Data Loss Prevention Endpoint Prevent Data Loss Prevention


You configure the agent configuration to ignore or monitor by file type.
You still receive incidents if set to ignore, or incidents are not created if set to monitor.


  • Windows or macOS endpoint
  • Data Loss Prevention (DLP)
  • Agent Configuration



You may not have the file extension monitored or ignored based on what you want.

You may not have applied your agent configuration to an Agent Group. Agent configuration application is an important step that must be done.


Possible Reasons Channel Filters in Agent Configuration doesn't Work Properly

  1. Review what file types are monitored or ignored.
  2. You may have more than one Agent Configuration
  3. Check the order of monitoring or ignoring if it doesn't work correctly. The order does matter. 
  4. See if you use different filters for the endpoints that are located on or off the corporate network.

These suggestions apply to Application File Access, CD/DVD, Local Drive, and Cloud

Go to the Agent Configuration

Go to System > Agent > Agent Configuration then click on the "Channel Filters" tab.
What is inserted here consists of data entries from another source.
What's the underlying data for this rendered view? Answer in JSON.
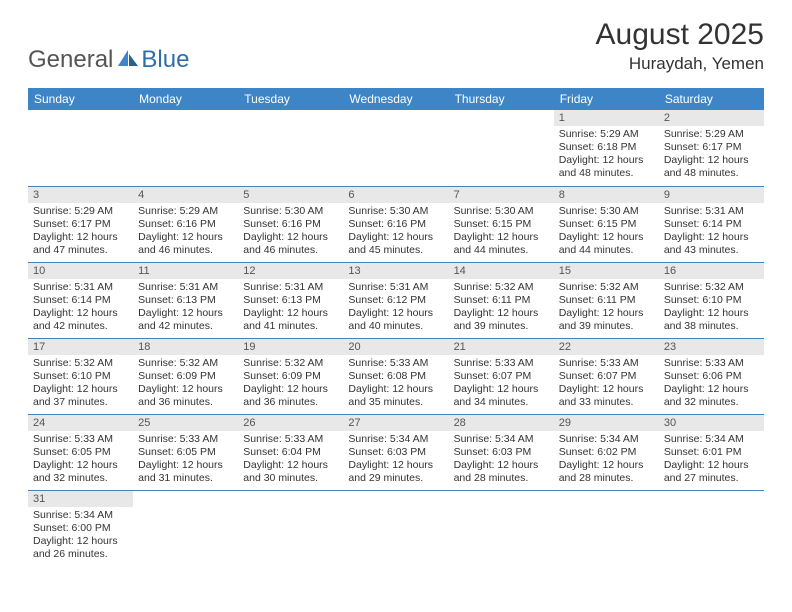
{
  "logo": {
    "part1": "General",
    "part2": "Blue"
  },
  "title": "August 2025",
  "location": "Huraydah, Yemen",
  "colors": {
    "header_bg": "#3d85c6",
    "header_text": "#ffffff",
    "daynum_bg": "#e8e8e8",
    "cell_border": "#3d85c6",
    "logo_gray": "#555555",
    "logo_blue": "#2f6fa8"
  },
  "weekdays": [
    "Sunday",
    "Monday",
    "Tuesday",
    "Wednesday",
    "Thursday",
    "Friday",
    "Saturday"
  ],
  "weeks": [
    [
      null,
      null,
      null,
      null,
      null,
      {
        "n": "1",
        "sr": "Sunrise: 5:29 AM",
        "ss": "Sunset: 6:18 PM",
        "d1": "Daylight: 12 hours",
        "d2": "and 48 minutes."
      },
      {
        "n": "2",
        "sr": "Sunrise: 5:29 AM",
        "ss": "Sunset: 6:17 PM",
        "d1": "Daylight: 12 hours",
        "d2": "and 48 minutes."
      }
    ],
    [
      {
        "n": "3",
        "sr": "Sunrise: 5:29 AM",
        "ss": "Sunset: 6:17 PM",
        "d1": "Daylight: 12 hours",
        "d2": "and 47 minutes."
      },
      {
        "n": "4",
        "sr": "Sunrise: 5:29 AM",
        "ss": "Sunset: 6:16 PM",
        "d1": "Daylight: 12 hours",
        "d2": "and 46 minutes."
      },
      {
        "n": "5",
        "sr": "Sunrise: 5:30 AM",
        "ss": "Sunset: 6:16 PM",
        "d1": "Daylight: 12 hours",
        "d2": "and 46 minutes."
      },
      {
        "n": "6",
        "sr": "Sunrise: 5:30 AM",
        "ss": "Sunset: 6:16 PM",
        "d1": "Daylight: 12 hours",
        "d2": "and 45 minutes."
      },
      {
        "n": "7",
        "sr": "Sunrise: 5:30 AM",
        "ss": "Sunset: 6:15 PM",
        "d1": "Daylight: 12 hours",
        "d2": "and 44 minutes."
      },
      {
        "n": "8",
        "sr": "Sunrise: 5:30 AM",
        "ss": "Sunset: 6:15 PM",
        "d1": "Daylight: 12 hours",
        "d2": "and 44 minutes."
      },
      {
        "n": "9",
        "sr": "Sunrise: 5:31 AM",
        "ss": "Sunset: 6:14 PM",
        "d1": "Daylight: 12 hours",
        "d2": "and 43 minutes."
      }
    ],
    [
      {
        "n": "10",
        "sr": "Sunrise: 5:31 AM",
        "ss": "Sunset: 6:14 PM",
        "d1": "Daylight: 12 hours",
        "d2": "and 42 minutes."
      },
      {
        "n": "11",
        "sr": "Sunrise: 5:31 AM",
        "ss": "Sunset: 6:13 PM",
        "d1": "Daylight: 12 hours",
        "d2": "and 42 minutes."
      },
      {
        "n": "12",
        "sr": "Sunrise: 5:31 AM",
        "ss": "Sunset: 6:13 PM",
        "d1": "Daylight: 12 hours",
        "d2": "and 41 minutes."
      },
      {
        "n": "13",
        "sr": "Sunrise: 5:31 AM",
        "ss": "Sunset: 6:12 PM",
        "d1": "Daylight: 12 hours",
        "d2": "and 40 minutes."
      },
      {
        "n": "14",
        "sr": "Sunrise: 5:32 AM",
        "ss": "Sunset: 6:11 PM",
        "d1": "Daylight: 12 hours",
        "d2": "and 39 minutes."
      },
      {
        "n": "15",
        "sr": "Sunrise: 5:32 AM",
        "ss": "Sunset: 6:11 PM",
        "d1": "Daylight: 12 hours",
        "d2": "and 39 minutes."
      },
      {
        "n": "16",
        "sr": "Sunrise: 5:32 AM",
        "ss": "Sunset: 6:10 PM",
        "d1": "Daylight: 12 hours",
        "d2": "and 38 minutes."
      }
    ],
    [
      {
        "n": "17",
        "sr": "Sunrise: 5:32 AM",
        "ss": "Sunset: 6:10 PM",
        "d1": "Daylight: 12 hours",
        "d2": "and 37 minutes."
      },
      {
        "n": "18",
        "sr": "Sunrise: 5:32 AM",
        "ss": "Sunset: 6:09 PM",
        "d1": "Daylight: 12 hours",
        "d2": "and 36 minutes."
      },
      {
        "n": "19",
        "sr": "Sunrise: 5:32 AM",
        "ss": "Sunset: 6:09 PM",
        "d1": "Daylight: 12 hours",
        "d2": "and 36 minutes."
      },
      {
        "n": "20",
        "sr": "Sunrise: 5:33 AM",
        "ss": "Sunset: 6:08 PM",
        "d1": "Daylight: 12 hours",
        "d2": "and 35 minutes."
      },
      {
        "n": "21",
        "sr": "Sunrise: 5:33 AM",
        "ss": "Sunset: 6:07 PM",
        "d1": "Daylight: 12 hours",
        "d2": "and 34 minutes."
      },
      {
        "n": "22",
        "sr": "Sunrise: 5:33 AM",
        "ss": "Sunset: 6:07 PM",
        "d1": "Daylight: 12 hours",
        "d2": "and 33 minutes."
      },
      {
        "n": "23",
        "sr": "Sunrise: 5:33 AM",
        "ss": "Sunset: 6:06 PM",
        "d1": "Daylight: 12 hours",
        "d2": "and 32 minutes."
      }
    ],
    [
      {
        "n": "24",
        "sr": "Sunrise: 5:33 AM",
        "ss": "Sunset: 6:05 PM",
        "d1": "Daylight: 12 hours",
        "d2": "and 32 minutes."
      },
      {
        "n": "25",
        "sr": "Sunrise: 5:33 AM",
        "ss": "Sunset: 6:05 PM",
        "d1": "Daylight: 12 hours",
        "d2": "and 31 minutes."
      },
      {
        "n": "26",
        "sr": "Sunrise: 5:33 AM",
        "ss": "Sunset: 6:04 PM",
        "d1": "Daylight: 12 hours",
        "d2": "and 30 minutes."
      },
      {
        "n": "27",
        "sr": "Sunrise: 5:34 AM",
        "ss": "Sunset: 6:03 PM",
        "d1": "Daylight: 12 hours",
        "d2": "and 29 minutes."
      },
      {
        "n": "28",
        "sr": "Sunrise: 5:34 AM",
        "ss": "Sunset: 6:03 PM",
        "d1": "Daylight: 12 hours",
        "d2": "and 28 minutes."
      },
      {
        "n": "29",
        "sr": "Sunrise: 5:34 AM",
        "ss": "Sunset: 6:02 PM",
        "d1": "Daylight: 12 hours",
        "d2": "and 28 minutes."
      },
      {
        "n": "30",
        "sr": "Sunrise: 5:34 AM",
        "ss": "Sunset: 6:01 PM",
        "d1": "Daylight: 12 hours",
        "d2": "and 27 minutes."
      }
    ],
    [
      {
        "n": "31",
        "sr": "Sunrise: 5:34 AM",
        "ss": "Sunset: 6:00 PM",
        "d1": "Daylight: 12 hours",
        "d2": "and 26 minutes."
      },
      null,
      null,
      null,
      null,
      null,
      null
    ]
  ]
}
You use the Filter by File Properties section to create and edit monitoring filters. Using this option lets you optimize performance and reduce false positives by filtering files before detection occurs. Based on the filters you set, the DLP Agent monitors or ignores data based on protocol, destination, file size, file type, or file path. Existing filters are listed in this section. The filters run in the order they appear in the list as determined by the Order column.

True file type filtering

The DLP Agent for Windows can filter specific types of files to monitor based on file signature data, also known as the true file type. File signature data, generally a short sequence of bytes at the beginning of the file, is used to identify or verify the file type. So, you cannot change the extension to prevent DLP from monitoring a file type.  For example, if a user changes the .doc file name extension to .jpg, the agent can identify the file based on its signature as a DOC file, and either monitor or ignore it based on the agent configuration filter.

Note: Text files (.txt) do not contain file signature data; consequently, the agent can only monitor or ignore these types of files based on the file extension. True type filtering is not possible for TXT files.

Note: Filtering on the DLP Agent for Mac occurs using the file extension only. True file type filtering is not supported for the DLP Agent for Mac.